ASK FOR STUDENT DISCOUNTS
Many stores and software companies offer discounts to students that have either an .edu email address or a student ID. Even if you don’t see a discount advertised at the store, it doesn’t hurt to ask.
SHOP IN BULK
Some teachers ask parents to buy bulk items for the entire classroom to use throughout the year. Talk with other parents about what they’re getting, and see if you can all split the cost.
KNOW THE RETURN POLICIES AND SAVE YOUR RECEIPTS
Kids can be fickle. They can love a new shirt yesterday but hate it today. Ask about return policies before making your purchase. Be sure to save your receipts just in case you have to return the item later.
SHOP SAFELY ONLINE
- When shopping from an online website the first step is to make sure the URL starts with “https” and includes a lock symbol. The “s” in “https” stands for secure, that way you know your information is being protected.
- Do your research. An unknown website may offer a similar product at a lower price. The lowest price isn’t always the best route. Check for user reviews and badges for consumer protection agencies.
- Be sure to use your credit card instead of your debit card, as credit cards not only provide additional protection, but it’s also easier to dispute a fraudulent charge.
- Be extremely wary of any website or store that asks for your child’s personal information in order to access special deals.

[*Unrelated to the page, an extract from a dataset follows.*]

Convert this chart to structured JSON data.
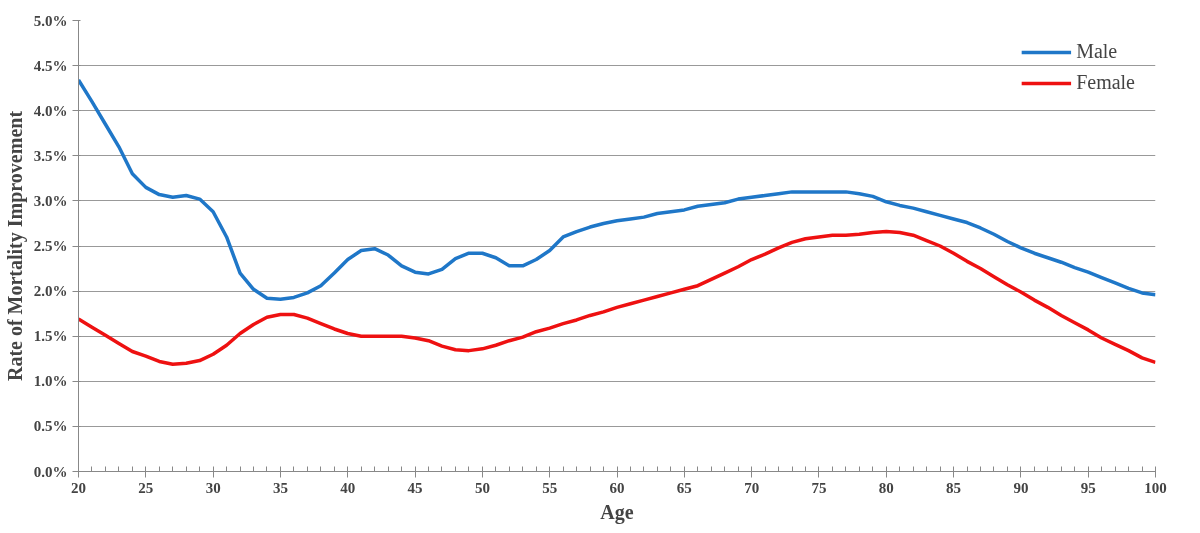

- If you’re buying supplies through a website like Craigslist, make sure you don’t wire money to someone you’ve not met. Use PayPal if possible, but if you are using cash, make sure you meet in a public place and bring a friend.
- If you use Facebook you know banner ads are all over the place and many ads are even catered to what you like. Some of them, however, are just click bait ads to drive you to a different website where you could potentially be asked to input personal information. Take note of the ad and go to the store’s website directly.
PROTECT YOUR CHILD FROM IDENTITY THEFT
Another thing to think about while getting your kids ready for back-to-school is identity theft. Believe it or not, children are especially good targets because they have zero credit history and no questionable banking transactions in their history. A child can have their ID stolen through their social security number or social insurance number and you may not find out about it for years.
- If a business or school asks for their SIN or SSN, ask questions. Why do they need it and where and how is this information being stored? How long is it being stored and how will it be terminated? Who has access to it?
- Educate your child on being safe if they are active in the online world. Keep detailed personal information off social media profiles.